Yann's Blog - Software and hardware

April 9, 2008

The database in a database

Filed under: IRM 2,Software — Yann @ 2:42 pm

I’ve been quiet about my IRM 2 activities recently, and I apologize. This article is not really a status update, but a reflection on mapping programs such as IRM 2 to a traditional RDBMS.

I’ve determined that I just built a database… inside another database. The IRM 2 core currently has a core table, which is quite literally an ID, Column, Value mapping table. The data simply looked liked this:

A100, 1, Name, Computer
A100, 1, Color, Blue
A100, 1, Owner, Bob

Every property simply gets dumped into this table, and requires extensive remapping on the application logic. The RDBMS doesn’t have much insight into schemas, as it subverts its notion of schemas. Searching for explicit property values requires joining huge amounts of data together.

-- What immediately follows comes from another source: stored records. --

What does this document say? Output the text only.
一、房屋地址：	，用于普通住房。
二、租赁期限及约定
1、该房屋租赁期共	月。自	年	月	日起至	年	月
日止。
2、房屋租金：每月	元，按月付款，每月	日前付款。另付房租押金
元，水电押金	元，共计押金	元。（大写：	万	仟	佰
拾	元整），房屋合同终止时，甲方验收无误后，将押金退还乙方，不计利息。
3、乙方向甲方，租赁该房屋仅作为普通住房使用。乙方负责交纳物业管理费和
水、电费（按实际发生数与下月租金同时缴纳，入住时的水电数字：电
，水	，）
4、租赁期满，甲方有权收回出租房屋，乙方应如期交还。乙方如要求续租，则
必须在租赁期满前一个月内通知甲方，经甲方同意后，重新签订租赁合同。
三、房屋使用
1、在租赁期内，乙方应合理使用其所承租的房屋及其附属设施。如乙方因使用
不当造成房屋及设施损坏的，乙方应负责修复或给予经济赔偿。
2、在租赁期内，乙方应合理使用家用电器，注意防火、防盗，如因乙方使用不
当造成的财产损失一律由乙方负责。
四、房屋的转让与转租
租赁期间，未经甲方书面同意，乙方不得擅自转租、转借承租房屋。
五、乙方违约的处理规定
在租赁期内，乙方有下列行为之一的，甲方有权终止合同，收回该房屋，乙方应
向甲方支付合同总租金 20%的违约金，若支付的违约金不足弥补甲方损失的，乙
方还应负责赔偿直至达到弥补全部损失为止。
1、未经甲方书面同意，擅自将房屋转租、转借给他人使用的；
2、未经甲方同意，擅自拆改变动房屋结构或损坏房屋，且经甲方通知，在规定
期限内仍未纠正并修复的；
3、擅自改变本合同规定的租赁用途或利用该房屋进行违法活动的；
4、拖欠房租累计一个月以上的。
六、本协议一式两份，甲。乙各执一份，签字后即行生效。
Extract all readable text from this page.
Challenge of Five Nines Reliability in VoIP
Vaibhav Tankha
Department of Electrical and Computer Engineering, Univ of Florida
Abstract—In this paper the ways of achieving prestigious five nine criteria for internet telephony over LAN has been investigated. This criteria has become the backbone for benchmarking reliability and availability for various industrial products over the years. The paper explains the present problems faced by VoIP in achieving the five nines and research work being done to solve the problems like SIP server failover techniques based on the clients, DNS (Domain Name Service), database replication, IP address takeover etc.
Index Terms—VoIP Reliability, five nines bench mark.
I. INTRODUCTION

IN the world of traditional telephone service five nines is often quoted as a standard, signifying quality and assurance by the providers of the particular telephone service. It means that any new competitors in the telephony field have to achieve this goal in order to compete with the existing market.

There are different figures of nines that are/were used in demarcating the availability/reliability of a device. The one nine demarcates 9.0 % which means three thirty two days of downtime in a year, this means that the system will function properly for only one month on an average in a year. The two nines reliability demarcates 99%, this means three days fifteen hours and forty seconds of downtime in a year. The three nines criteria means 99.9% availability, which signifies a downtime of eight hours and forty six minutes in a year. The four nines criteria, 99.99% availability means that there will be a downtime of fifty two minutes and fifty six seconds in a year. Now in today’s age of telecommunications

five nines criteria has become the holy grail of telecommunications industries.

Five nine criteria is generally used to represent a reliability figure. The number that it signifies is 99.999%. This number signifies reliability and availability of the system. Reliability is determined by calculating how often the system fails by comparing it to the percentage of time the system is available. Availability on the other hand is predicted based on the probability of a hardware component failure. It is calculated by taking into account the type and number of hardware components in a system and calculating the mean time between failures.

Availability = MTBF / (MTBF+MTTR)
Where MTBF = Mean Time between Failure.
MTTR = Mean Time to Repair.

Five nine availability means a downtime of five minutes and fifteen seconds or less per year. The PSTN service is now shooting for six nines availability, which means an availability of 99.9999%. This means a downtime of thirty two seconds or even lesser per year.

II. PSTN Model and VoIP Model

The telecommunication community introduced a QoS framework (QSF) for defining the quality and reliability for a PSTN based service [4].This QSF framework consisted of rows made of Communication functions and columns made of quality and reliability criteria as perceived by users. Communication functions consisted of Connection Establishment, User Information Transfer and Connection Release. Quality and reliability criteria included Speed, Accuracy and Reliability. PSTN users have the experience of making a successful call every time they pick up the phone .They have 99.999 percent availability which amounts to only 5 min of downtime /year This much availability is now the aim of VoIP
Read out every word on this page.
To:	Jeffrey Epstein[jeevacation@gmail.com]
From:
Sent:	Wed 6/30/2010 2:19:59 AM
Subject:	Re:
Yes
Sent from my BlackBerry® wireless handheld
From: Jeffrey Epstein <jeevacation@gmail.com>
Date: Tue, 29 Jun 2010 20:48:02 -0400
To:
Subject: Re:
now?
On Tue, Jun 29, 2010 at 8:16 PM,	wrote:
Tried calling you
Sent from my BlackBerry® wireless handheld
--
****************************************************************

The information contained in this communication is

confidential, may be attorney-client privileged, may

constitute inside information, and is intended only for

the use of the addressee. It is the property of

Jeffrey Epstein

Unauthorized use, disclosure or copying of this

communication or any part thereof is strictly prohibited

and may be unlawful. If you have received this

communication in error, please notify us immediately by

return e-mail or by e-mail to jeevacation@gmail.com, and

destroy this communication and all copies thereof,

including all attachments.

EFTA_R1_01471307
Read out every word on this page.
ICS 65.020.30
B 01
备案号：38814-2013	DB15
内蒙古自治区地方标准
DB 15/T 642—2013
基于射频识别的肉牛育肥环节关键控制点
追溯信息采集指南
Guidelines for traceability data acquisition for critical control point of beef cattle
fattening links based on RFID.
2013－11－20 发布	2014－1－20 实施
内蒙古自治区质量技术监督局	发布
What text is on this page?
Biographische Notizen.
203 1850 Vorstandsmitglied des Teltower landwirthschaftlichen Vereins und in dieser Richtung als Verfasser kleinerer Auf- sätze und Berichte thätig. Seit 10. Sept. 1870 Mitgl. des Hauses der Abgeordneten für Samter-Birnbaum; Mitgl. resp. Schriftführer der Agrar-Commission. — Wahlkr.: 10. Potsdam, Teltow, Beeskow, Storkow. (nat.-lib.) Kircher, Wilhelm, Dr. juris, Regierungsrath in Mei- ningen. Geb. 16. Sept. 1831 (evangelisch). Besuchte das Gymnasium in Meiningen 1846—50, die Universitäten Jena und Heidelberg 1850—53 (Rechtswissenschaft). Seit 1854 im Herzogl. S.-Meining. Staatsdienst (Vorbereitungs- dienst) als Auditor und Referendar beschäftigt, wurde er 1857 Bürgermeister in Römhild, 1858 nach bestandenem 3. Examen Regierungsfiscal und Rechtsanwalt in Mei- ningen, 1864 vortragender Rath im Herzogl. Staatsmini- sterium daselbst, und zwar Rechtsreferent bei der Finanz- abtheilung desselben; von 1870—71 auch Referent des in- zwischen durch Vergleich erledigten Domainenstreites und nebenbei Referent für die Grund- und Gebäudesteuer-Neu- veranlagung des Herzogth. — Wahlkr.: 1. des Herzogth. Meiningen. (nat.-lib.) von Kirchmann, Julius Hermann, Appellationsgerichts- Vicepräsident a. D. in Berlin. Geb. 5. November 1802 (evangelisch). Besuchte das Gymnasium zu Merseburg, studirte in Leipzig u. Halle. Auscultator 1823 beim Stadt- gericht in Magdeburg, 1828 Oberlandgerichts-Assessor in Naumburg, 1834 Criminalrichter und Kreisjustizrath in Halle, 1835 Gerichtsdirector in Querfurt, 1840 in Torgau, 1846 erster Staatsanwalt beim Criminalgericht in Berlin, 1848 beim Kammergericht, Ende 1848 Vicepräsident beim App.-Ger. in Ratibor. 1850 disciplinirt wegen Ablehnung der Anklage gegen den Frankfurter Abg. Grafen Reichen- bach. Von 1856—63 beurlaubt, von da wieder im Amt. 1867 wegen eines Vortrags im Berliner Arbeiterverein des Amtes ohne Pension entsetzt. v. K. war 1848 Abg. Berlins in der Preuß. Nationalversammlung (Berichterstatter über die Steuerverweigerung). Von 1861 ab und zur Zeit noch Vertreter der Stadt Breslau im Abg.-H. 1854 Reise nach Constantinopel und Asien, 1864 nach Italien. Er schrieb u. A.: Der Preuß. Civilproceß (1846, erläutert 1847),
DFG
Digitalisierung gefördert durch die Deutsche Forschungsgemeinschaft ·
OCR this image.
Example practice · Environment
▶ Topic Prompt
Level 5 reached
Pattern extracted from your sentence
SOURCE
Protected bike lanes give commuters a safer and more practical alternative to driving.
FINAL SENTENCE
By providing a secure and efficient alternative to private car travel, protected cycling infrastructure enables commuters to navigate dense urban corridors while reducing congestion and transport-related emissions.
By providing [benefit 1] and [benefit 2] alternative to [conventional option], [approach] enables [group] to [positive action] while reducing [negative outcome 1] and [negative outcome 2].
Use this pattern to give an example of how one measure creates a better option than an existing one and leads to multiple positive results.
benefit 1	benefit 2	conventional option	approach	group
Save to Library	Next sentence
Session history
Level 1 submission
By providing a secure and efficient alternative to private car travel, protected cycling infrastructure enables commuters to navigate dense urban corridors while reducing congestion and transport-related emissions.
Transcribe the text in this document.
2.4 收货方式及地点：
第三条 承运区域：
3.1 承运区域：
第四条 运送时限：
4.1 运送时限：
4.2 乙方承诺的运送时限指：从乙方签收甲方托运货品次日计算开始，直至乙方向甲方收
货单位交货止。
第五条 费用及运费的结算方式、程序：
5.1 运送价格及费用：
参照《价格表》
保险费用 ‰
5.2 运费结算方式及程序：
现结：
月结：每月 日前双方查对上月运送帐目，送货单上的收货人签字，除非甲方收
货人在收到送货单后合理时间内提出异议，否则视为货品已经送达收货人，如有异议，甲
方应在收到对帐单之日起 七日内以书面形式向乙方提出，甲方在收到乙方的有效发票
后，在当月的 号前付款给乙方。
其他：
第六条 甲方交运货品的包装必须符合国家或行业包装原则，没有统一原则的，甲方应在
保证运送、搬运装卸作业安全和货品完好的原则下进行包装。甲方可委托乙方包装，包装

Data storage is inefficient, with records scattered throughout the datastore (and in many places on the disk), especially if records were updated after creation.

More and more I’m starting to feel that approaches such as BigTable, SimpleDB, and CouchDB are taking the correct approach to the large data storage problem. The data stored is as a series of documents with arbitrary and per-document schema. Each node is a replicated element, and data storage is not centralized but rather distributed.

The advent of Google’s AppEngine supporting this model of database reaffirms that this is the correct direction to move in for large scale online applications.